O que me parecia que havia a fazer era decretar esta camara as condições em que devem constituir-se os concelhos, e depois de votadas, ser o governo auctorisado a constitui-los, verificando-se essas condições. Assim escusava a camara de perder tanto tempo com estas questões, que ordinariamente se tornam de campanario, e dão logar a suspeitas, bem ou mal fundadas, de que se advogam certas pretensões por interesses particulares, porque o individuo que era escrivão da camara o quer tornar a ser, e arranjou assignaturas que viessem pedir á camara a reconstrucção do concelho; ou por motivos eleitoraes, como tambem succede muitas vezes.

De mais a mais note se uma cousa, que me ía escapando. Não admira, ha sobre isto tanto que dizer! Agora ha outra formula para estes pareceres. Não se contentaram de dizer: «Reconstrua-se o concelho»; acrescentaram «para todos os effeitos administrativos, judiciaes e politicos». Ora o que são os effeitos politicos? É ir destruir os circulos eleitoraes estabelecidos pela lei.

O sr. Sant'Anna e Vasconcellos: — E ha muitos que o devem ser.

O Orador: — Não duvido que o devam ser; mas pelo facto de existir um ou outro circulo que não deva existir, havemos de ir dar pancada de cego, como se costuma dizer? Porque é preciso supprimir alguns circulos eleitoraes, porque é preciso supprimi-los, por exemplo, no Alemtejo, agora que se trata do Minho, havemos de dizer — supprima-se um no Minho!

O sr.

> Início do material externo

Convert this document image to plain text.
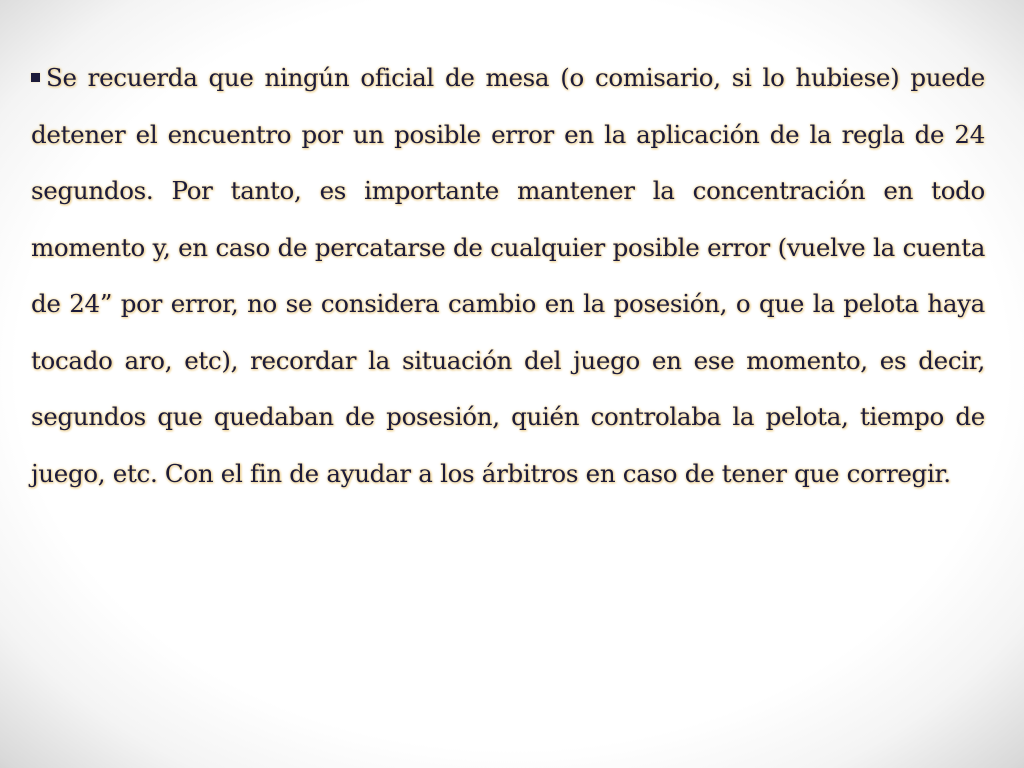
Se recuerda que ningún oficial de mesa (o comisario, si lo hubiese) puede detener el encuentro por un posible error en la aplicación de la regla de 24 segundos. Por tanto, es importante mantener la concentración en todo momento y, en caso de percatarse de cualquier posible error (vuelve la cuenta de 24” por error, no se considera cambio en la posesión, o que la pelota haya tocado aro, etc), recordar la situación del juego en ese momento, es decir, segundos que quedaban de posesión, quién controlaba la pelota, tiempo de juego, etc. Con el fin de ayudar a los árbitros en caso de tener que corregir.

Quaresma; — No caso em questão não se altera circulo nenhum.

O Orador: — Isto é uma hypothese, eu estou tratando da questão em geral.

Como já disse, a minha opinião é auctorisar o governo a constituir em concelhos todas aquellas populações que o quizerem ser e tenham meios para isso; mas é preciso que o poder legislativo marque antes as condições da existencia dos concelhos (apoiados).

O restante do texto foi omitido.